After removal, teeth were gently washed three times with PBS buffer (Beijing Dingguo Changsheng Biotechnology Co. Ltd.; Beijing, China). Each tooth was placed in a 1.5 mL centrifuge tube (Axygen; MCT-150-C; New York; USA), one sample per tube, and 200 μL PBS was added to each tube. Teeth were vortex-shaken for 2 min with Vortex oscillator (Maxi Mix; Thermo Fisher Scientific; Massachusetts; USA). The bacterial suspension in the centrifuge tube was diluted to 10−4 using the double dilution method. Twenty microliters of the diluted solution were inoculated onto BHI (OXOID; CM1135B; Thermo Fisher; Hampshire; UK) agar (Biofroxx; 8211GR500; NeoFroxx; GER) plates and incubated at 37 °C for 48 h. The number of bacterial colonies was counted, and the concentration of the original bacterial solution was calculated based on the colony count.

Crystal violet staining

After removal, teeth were gently washed three times with PBS buffer. PBS was blotted, and 1 mL of 4% paraformaldehyde was added per well for fixation for 15 min.
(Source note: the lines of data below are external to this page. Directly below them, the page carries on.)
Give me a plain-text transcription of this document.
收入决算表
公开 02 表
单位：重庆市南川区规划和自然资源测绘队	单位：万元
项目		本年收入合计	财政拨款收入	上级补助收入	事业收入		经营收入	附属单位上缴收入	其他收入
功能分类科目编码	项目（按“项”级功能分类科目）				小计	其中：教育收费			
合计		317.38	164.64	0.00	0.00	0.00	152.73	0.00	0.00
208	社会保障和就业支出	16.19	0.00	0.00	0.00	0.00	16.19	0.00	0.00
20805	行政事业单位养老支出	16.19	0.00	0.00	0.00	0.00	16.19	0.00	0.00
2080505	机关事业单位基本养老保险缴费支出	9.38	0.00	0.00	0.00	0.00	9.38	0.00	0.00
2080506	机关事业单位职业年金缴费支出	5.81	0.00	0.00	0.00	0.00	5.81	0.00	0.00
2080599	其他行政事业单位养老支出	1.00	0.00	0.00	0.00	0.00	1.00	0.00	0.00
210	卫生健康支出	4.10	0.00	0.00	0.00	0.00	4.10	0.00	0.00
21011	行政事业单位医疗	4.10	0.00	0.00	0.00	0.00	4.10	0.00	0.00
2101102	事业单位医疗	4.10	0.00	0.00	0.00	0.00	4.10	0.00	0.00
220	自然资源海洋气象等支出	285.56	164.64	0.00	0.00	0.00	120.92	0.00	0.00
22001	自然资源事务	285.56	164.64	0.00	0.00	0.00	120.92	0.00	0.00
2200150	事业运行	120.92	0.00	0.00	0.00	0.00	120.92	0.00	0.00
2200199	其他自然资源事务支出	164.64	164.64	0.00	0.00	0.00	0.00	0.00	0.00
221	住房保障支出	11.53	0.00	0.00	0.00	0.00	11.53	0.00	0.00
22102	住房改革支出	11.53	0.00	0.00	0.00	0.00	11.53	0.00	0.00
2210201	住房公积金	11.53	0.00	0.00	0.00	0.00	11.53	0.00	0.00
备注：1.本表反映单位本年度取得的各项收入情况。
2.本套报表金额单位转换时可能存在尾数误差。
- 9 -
Then, 1 mL of 0.1% crystal violet (Beyotime; C0121; Beyotime Biotechnology; Shanghai, China) was added for staining for 15 min. The tooth block was removed from the silicone rubber, rinsed with PBS, and dried. Each well received 1 mL of 95% ethanol for decolorization, placed on a shaker (MIX-1500; Shenzhen Huinuo Biotechnology Co. Ltd.; Shenzhen, China) for complete dissolution for 30 min, and 200 μL from each well was transferred to a 96-well plate for optical density measurement at a wavelength of 595 nm with microcoder (SpectraMax iD3; Molecular Devices; Sunnyvale; USA).
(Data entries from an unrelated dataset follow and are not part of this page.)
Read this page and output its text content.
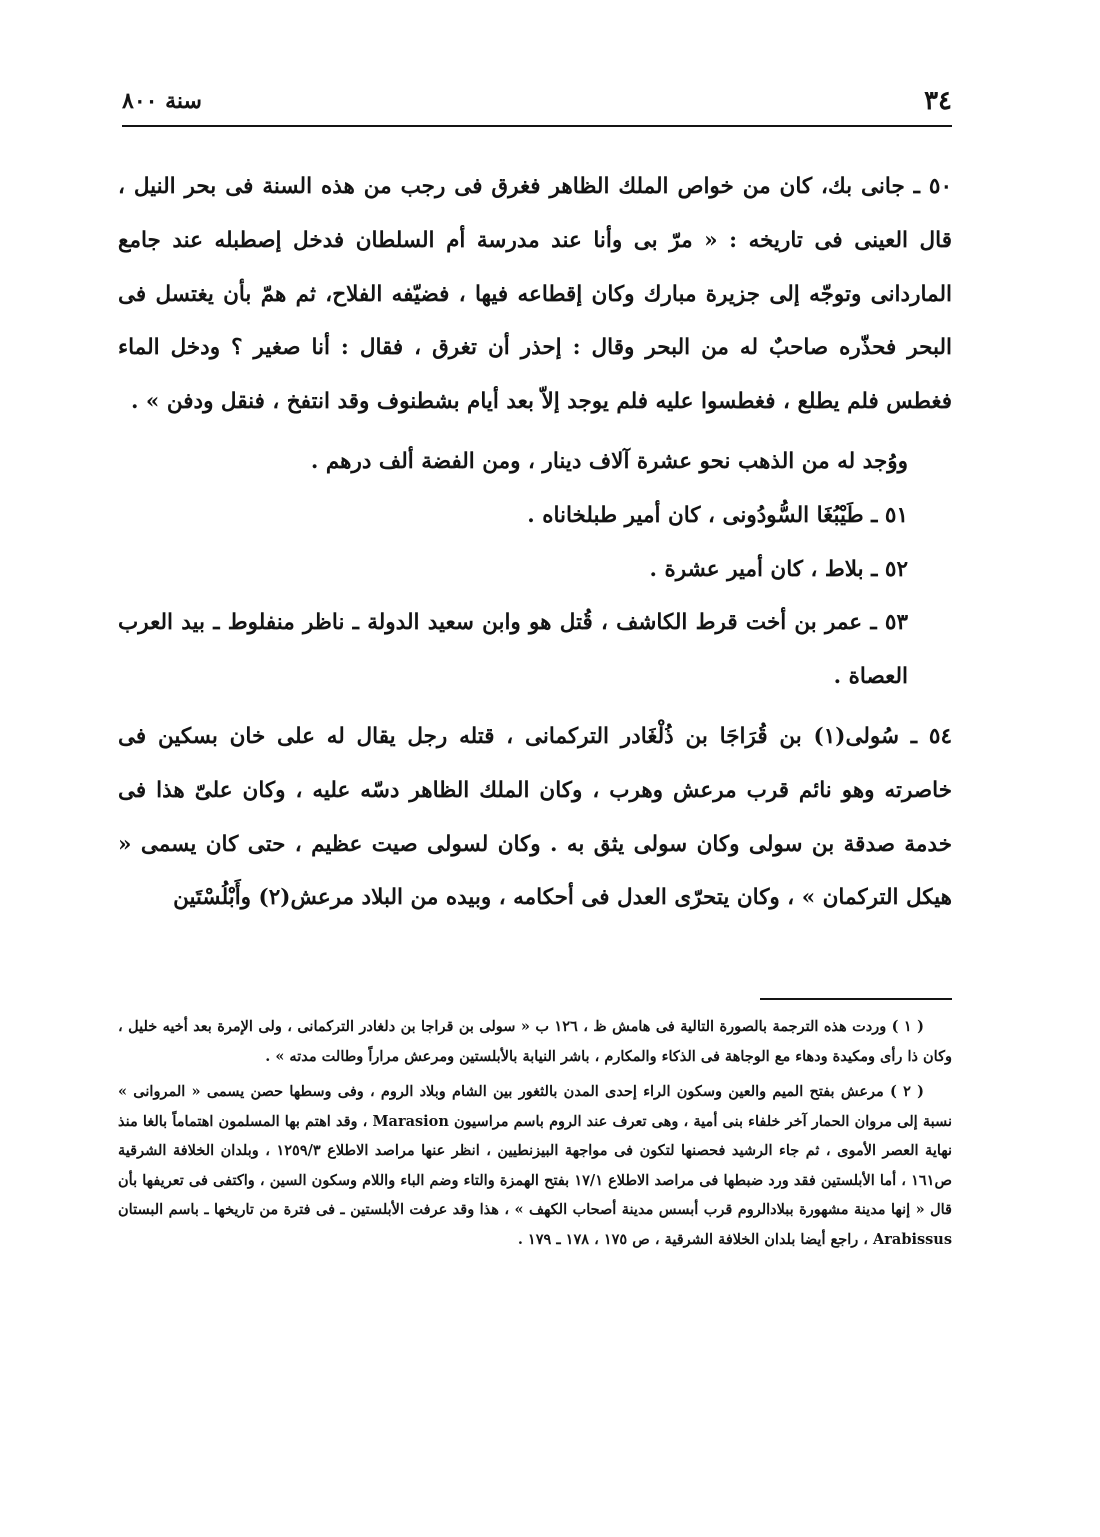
٣٤
سنة ٨٠٠

٥٠ ـ جانى بك، كان من خواص الملك الظاهر فغرق فى رجب من هذه السنة فى بحر النيل ، قال العينى فى تاريخه : « مرّ بى وأنا عند مدرسة أم السلطان فدخل إصطبله عند جامع الماردانى وتوجّه إلى جزيرة مبارك وكان إقطاعه فيها ، فضيّفه الفلاح، ثم همّ بأن يغتسل فى البحر فحذّره صاحبٌ له من البحر وقال : إحذر أن تغرق ، فقال : أنا صغير ؟ ودخل الماء فغطس فلم يطلع ، فغطسوا عليه فلم يوجد إلاّ بعد أيام بشطنوف وقد انتفخ ، فنقل ودفن » .

ووُجد له من الذهب نحو عشرة آلاف دينار ، ومن الفضة ألف درهم .

٥١ ـ طَيْبُغَا السُّودُونى ، كان أمير طبلخاناه .

٥٢ ـ بلاط ، كان أمير عشرة .

٥٣ ـ عمر بن أخت قرط الكاشف ، قُتل هو وابن سعيد الدولة ـ ناظر منفلوط ـ بيد العرب العصاة .

٥٤ ـ سُولى(١) بن قُرَاجَا بن ذُلْغَادر التركمانى ، قتله رجل يقال له على خان بسكين فى خاصرته وهو نائم قرب مرعش وهرب ، وكان الملك الظاهر دسّه عليه ، وكان علىّ هذا فى خدمة صدقة بن سولى وكان سولى يثق به . وكان لسولى صيت عظيم ، حتى كان يسمى « هيكل التركمان » ، وكان يتحرّى العدل فى أحكامه ، وبيده من البلاد مرعش(٢) وأَبْلُسْتَين

( ١ ) وردت هذه الترجمة بالصورة التالية فى هامش ظ ، ١٢٦ ب « سولى بن قراجا بن دلغادر التركمانى ، ولى الإمرة بعد أخيه خليل ، وكان ذا رأى ومكيدة ودهاء مع الوجاهة فى الذكاء والمكارم ، باشر النيابة بالأبلستين ومرعش مراراً وطالت مدته » .

( ٢ ) مرعش بفتح الميم والعين وسكون الراء إحدى المدن بالثغور بين الشام وبلاد الروم ، وفى وسطها حصن يسمى « المروانى » نسبة إلى مروان الحمار آخر خلفاء بنى أمية ، وهى تعرف عند الروم باسم مراسيون Marasion ، وقد اهتم بها المسلمون اهتماماً بالغا منذ نهاية العصر الأموى ، ثم جاء الرشيد فحصنها لتكون فى مواجهة البيزنطيين ، انظر عنها مراصد الاطلاع ١٢٥٩/٣ ، وبلدان الخلافة الشرقية ص١٦١ ، أما الأبلستين فقد ورد ضبطها فى مراصد الاطلاع ١٧/١ بفتح الهمزة والتاء وضم الباء واللام وسكون السين ، واكتفى فى تعريفها بأن قال « إنها مدينة مشهورة ببلادالروم قرب أبسس مدينة أصحاب الكهف » ، هذا وقد عرفت الأبلستين ـ فى فترة من تاريخها ـ باسم البستان Arabissus ، راجع أيضا بلدان الخلافة الشرقية ، ص ١٧٥ ، ١٧٨ ـ ١٧٩ .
Artificial enamel caries formation

The selected teeth were immersed in demineralizing solution (2.2 mM KH2PO4, 2.2 mM CaCl2, 50 mM acetic acid, pH 4.422) at 37 °C for 96 h to produce artificial enamel caries under continuous, incubator shaker (100 rpm; MIULAB; ES-60; MIULAB; Hanzhou, China). The tooth surface was painted with 2 layers of acid-resistant nail varnish, leaving an enamel-exposed window of only 4 mm × 3 mm. Then the demineralization of tooth surface was observed with stereomicroscope (ZEISS; Stemi508; Carl Zeiss AG; Oberkochen; GER), and test Vickers microhardness value (HV) calculate SMH% = (SMH0 − SMH1)/SMH0 * 100%.
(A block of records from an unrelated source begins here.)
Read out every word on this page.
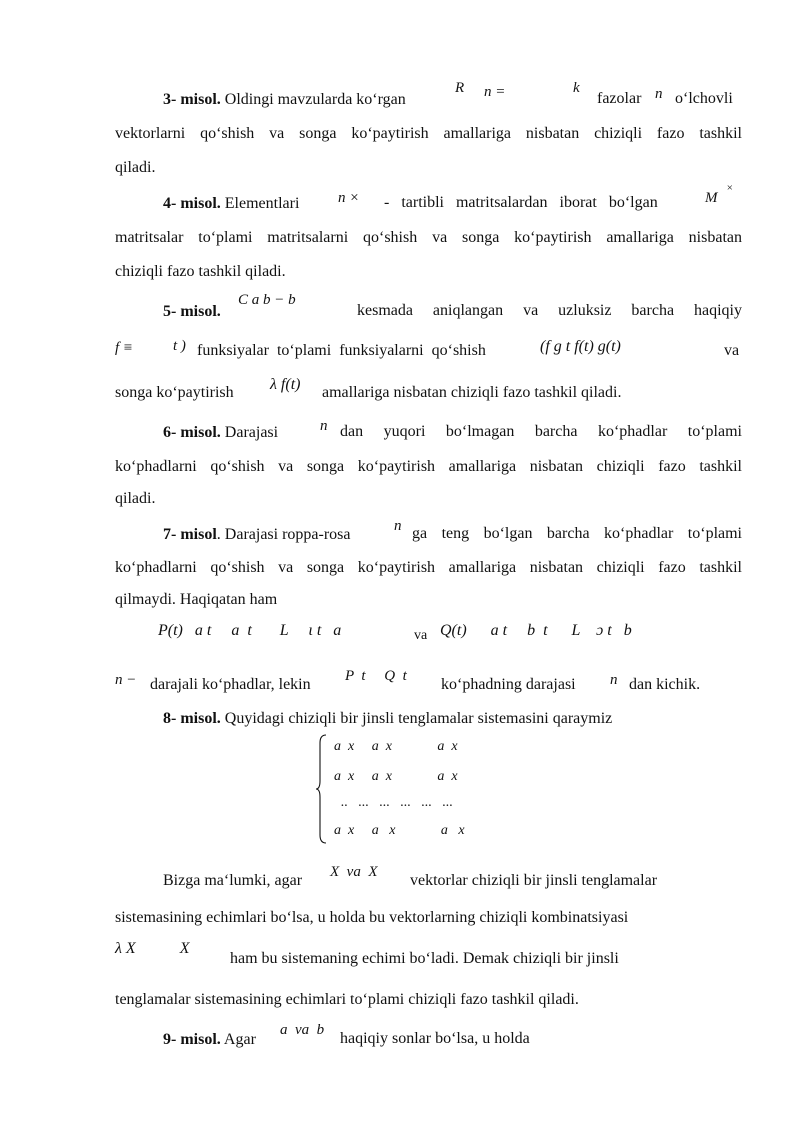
3- misol. Oldingi mavzularda ko‘rgan
R n =	k
fazolar n o‘lchovli
vektorlarni qo‘shish va songa ko‘paytirish amallariga nisbatan chiziqli fazo tashkil
qiladi.
4- misol. Elementlari	n × - tartibli matritsalardan iborat bo‘lgan	M
×
matritsalar to‘plami matritsalarni qo‘shish va songa ko‘paytirish amallariga nisbatan
chiziqli fazo tashkil qiladi.
5- misol.
C a b − b
kesmada aniqlangan va uzluksiz barcha haqiqiy
f ≡	t ) funksiyalar to‘plami funksiyalarni qo‘shish	(f g t f(t) g(t)	va
songa ko‘paytirish λ f(t) amallariga nisbatan chiziqli fazo tashkil qiladi.
6- misol. Darajasi	n dan yuqori bo‘lmagan barcha ko‘phadlar to‘plami
ko‘phadlarni qo‘shish va songa ko‘paytirish amallariga nisbatan chiziqli fazo tashkil
qiladi.
7- misol. Darajasi roppa-rosa	n ga teng bo‘lgan barcha ko‘phadlar to‘plami
ko‘phadlarni qo‘shish va songa ko‘paytirish amallariga nisbatan chiziqli fazo tashkil
qilmaydi. Haqiqatan ham
P(t)   a t     a  t       L     ι t   a	va Q(t)      a t     b  t      L    ɔ t   b
n − darajali ko‘phadlar, lekin P  t     Q  t ko‘phadning darajasi n dan kichik.
8- misol. Quyidagi chiziqli bir jinsli tenglamalar sistemasini qaraymiz
a  x     a  x             a  x
a  x     a  x             a  x
..   ...   ...   ...   ...   ...
a  x     a   x             a   x
Bizga ma‘lumki, agar X  va  X vektorlar chiziqli bir jinsli tenglamalar
sistemasining echimlari bo‘lsa, u holda bu vektorlarning chiziqli kombinatsiyasi
λ X           X
ham bu sistemaning echimi bo‘ladi. Demak chiziqli bir jinsli
tenglamalar sistemasining echimlari to‘plami chiziqli fazo tashkil qiladi.
9- misol. Agar
a  va  b haqiqiy sonlar bo‘lsa, u holda
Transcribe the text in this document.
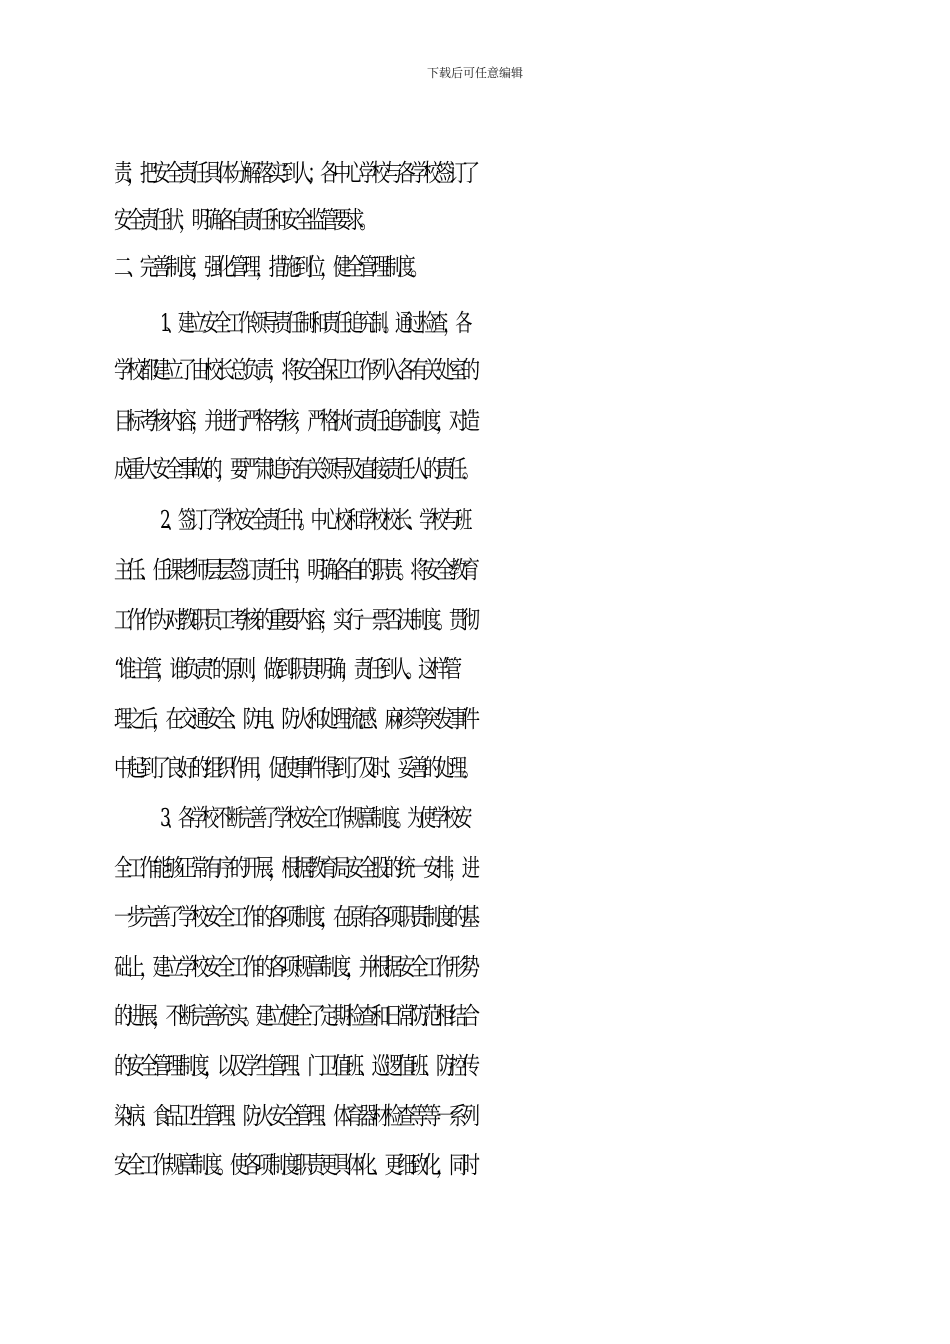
下载后可任意编辑
责，把安全责任具体分解落实到人；各中心学校与各学校签订了
安全 责任状，明确各自责任和安全监管要求。
二、完善制度，强化管理，措施到位，健全管理制度。
1、建立安全工作领导责任制和责任追究制。通过检查，各
学校都建立了由校长总负责，将安全保卫工作列入各有关处室的
目标考核内容，并进行严格考核，严格执行责任追究制度，对造
成重大安全事故的，要严肃追究有关领导及直接责任人的责任。
2、签订了学校安全责任书。中心校和学校校长、学校与班
主任、任课老师层层签订责任书，明确各自的职责。将安全教育
工作作为对教职员工考核的重要内容，实行一票否决制度。贯彻
“谁主管，谁负责”的原则，做到职责明确，责任到人。这样管
理之后，在交通安全、防电、防火和处理流感、麻疹等突发事件
中起到了良好的组织作用，促使事件得到了及时、妥善的处理。
3、各学校不断完善了学校安全工作规章制度。为使学校安
全工作能够正常有序的开展，根据教育局安全股的统一安排，进
一步完善了学校安全工作的各项制度，在原有各项职责制度的基
础上，建立学校安全工作的各项规章制度，并根据安全工作形势
的进展，不断完善充实。建立健全了定期检查和日常防范相结合
的安全管理制度，以及学生管理、门卫值班、巡逻值班、防控传
染病、食品卫生管理、防火安全管理、体育器材检查等等一系列
安全工作规章制度。使各项制度职责更具体化、更细致化，同时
Detection of demineralization by confocal microscopy

The dental plates were stained with 0.1 mmol/L Rhodamine B (Macklin; R817226; Shanghai Macklin Biochemical Technology Co. Ltd.; Shanghai, China) solution, and the fluorescence penetration was observed under laser confocal microscopy (Olympus; FV3000; Olympus Corporation; Tokyo; JPN) (the red part represents the demineralized penetration area). Keep the shooting conditions of the measured images consistent, image-J software (National Institutes of Health; USA) was used to measure the average fluorescence density.

Statistical analysis

Statistical analysis was performed using SPSS 25.0 software (IBM; New York; USA). If the data followed a normal distribution and variances were equal, One-way ANOVA was employed for inter-group comparison, with the LSD test used for multiple comparisons. If the data did not follow a normal distribution or variances were unequal, the non-parametric Kruskal–Wallis H test was used for between-group comparisons. The significance level for all tests was set at bilateral α = 0.05.